Jesus was equal with God but He did not cling to His equality. We like to cling to our high position. We do not like demotion. It is very hard for an elder of 20 years to step down and be a deacon. It is human nature. But Jesus, who was equal with God, did not cling to equality; He emptied Himself. He gave up the independent use of His divinity and of all His divine rights. We bicker, fight, and go to court for our rights. Jesus became a servant. The Greek word is a “slave.”
Nobody likes to be a slave, but Christ became one. Then He stepped down, taking the form of not of an angel but of men — not man but m-e-n. That means He took our form. As a man He humbled Himself. Jesus Christ was born in a stable.
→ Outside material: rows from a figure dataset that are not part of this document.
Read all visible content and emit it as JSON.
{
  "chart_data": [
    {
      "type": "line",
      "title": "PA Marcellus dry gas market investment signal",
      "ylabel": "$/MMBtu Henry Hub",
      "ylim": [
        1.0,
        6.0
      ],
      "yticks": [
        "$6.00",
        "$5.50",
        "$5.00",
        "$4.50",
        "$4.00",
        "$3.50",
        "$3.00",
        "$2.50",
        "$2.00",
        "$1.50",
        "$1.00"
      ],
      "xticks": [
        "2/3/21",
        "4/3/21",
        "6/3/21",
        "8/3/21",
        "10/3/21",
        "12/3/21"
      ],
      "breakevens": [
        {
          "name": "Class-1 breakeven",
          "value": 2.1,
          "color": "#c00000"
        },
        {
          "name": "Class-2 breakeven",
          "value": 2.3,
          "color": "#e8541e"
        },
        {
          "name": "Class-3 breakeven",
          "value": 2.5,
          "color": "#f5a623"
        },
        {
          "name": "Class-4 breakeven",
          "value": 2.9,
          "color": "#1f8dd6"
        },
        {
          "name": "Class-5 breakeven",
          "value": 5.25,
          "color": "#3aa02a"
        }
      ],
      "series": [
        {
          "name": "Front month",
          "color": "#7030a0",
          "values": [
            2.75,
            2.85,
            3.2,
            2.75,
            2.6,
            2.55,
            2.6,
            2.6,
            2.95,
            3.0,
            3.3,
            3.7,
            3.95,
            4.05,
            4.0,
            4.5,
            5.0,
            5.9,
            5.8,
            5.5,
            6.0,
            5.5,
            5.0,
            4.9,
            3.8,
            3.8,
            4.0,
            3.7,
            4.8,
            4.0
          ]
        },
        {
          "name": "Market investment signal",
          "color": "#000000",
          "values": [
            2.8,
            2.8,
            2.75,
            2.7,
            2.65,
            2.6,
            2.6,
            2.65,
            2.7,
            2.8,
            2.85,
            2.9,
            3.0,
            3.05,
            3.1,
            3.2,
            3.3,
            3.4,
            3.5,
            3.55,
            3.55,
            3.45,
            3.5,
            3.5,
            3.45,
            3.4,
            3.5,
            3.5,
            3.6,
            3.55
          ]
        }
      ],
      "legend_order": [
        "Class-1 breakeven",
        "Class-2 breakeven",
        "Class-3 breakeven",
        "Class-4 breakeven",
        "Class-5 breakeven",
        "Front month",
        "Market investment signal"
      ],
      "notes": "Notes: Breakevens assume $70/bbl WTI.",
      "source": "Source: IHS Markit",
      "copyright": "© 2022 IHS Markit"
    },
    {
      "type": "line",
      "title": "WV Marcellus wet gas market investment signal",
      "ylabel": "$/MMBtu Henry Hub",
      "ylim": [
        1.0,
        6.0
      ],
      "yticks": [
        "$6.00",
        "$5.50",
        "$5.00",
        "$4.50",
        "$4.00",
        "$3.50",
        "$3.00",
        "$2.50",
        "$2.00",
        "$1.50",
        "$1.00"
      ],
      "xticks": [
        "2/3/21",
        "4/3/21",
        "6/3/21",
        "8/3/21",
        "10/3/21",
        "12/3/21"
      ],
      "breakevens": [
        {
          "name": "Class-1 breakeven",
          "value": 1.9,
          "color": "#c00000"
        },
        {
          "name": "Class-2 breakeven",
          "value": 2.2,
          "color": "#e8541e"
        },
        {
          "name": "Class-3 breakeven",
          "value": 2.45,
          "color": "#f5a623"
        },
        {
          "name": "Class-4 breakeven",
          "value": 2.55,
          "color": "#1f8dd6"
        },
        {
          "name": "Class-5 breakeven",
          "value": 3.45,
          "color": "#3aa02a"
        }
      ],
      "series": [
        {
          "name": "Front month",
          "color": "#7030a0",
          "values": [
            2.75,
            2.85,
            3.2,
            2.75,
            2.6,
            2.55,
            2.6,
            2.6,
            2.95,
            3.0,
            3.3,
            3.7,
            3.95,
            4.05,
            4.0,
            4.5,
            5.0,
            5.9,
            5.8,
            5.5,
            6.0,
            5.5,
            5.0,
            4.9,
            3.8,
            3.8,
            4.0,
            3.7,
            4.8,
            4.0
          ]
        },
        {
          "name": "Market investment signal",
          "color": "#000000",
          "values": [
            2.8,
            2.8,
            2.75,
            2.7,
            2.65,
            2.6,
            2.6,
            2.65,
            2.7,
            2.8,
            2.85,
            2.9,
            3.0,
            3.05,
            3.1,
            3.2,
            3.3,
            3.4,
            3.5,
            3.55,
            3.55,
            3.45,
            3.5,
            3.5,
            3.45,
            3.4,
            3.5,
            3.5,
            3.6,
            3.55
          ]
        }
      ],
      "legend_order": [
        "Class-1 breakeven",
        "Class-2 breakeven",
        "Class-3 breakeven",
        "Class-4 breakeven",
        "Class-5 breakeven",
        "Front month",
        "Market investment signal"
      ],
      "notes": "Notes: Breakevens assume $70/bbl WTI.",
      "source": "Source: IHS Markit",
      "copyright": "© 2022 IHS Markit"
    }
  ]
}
I couldn’t find but one African in Africa, the third world, who was born in a stable. I don’t mean in an American stable where it is clean and smells good. In the Middle East, a stable stinks and is full of flies and fleas. Then He even went below that, being “obedient to death, even death on a cross.” That is agape, love that is unconditional, everlasting, and self-emptying. Because of this love we have a gospel that brings hope and peace and assurance to us. Thank God for such a Saviour.
We need to go deeper into this love and to face the problems in the Christian Church, for before Christ comes, this earth must be lightened with His glory. I believe God has called the Church to do it. To do that, we must know for ourselves what is the glory of God.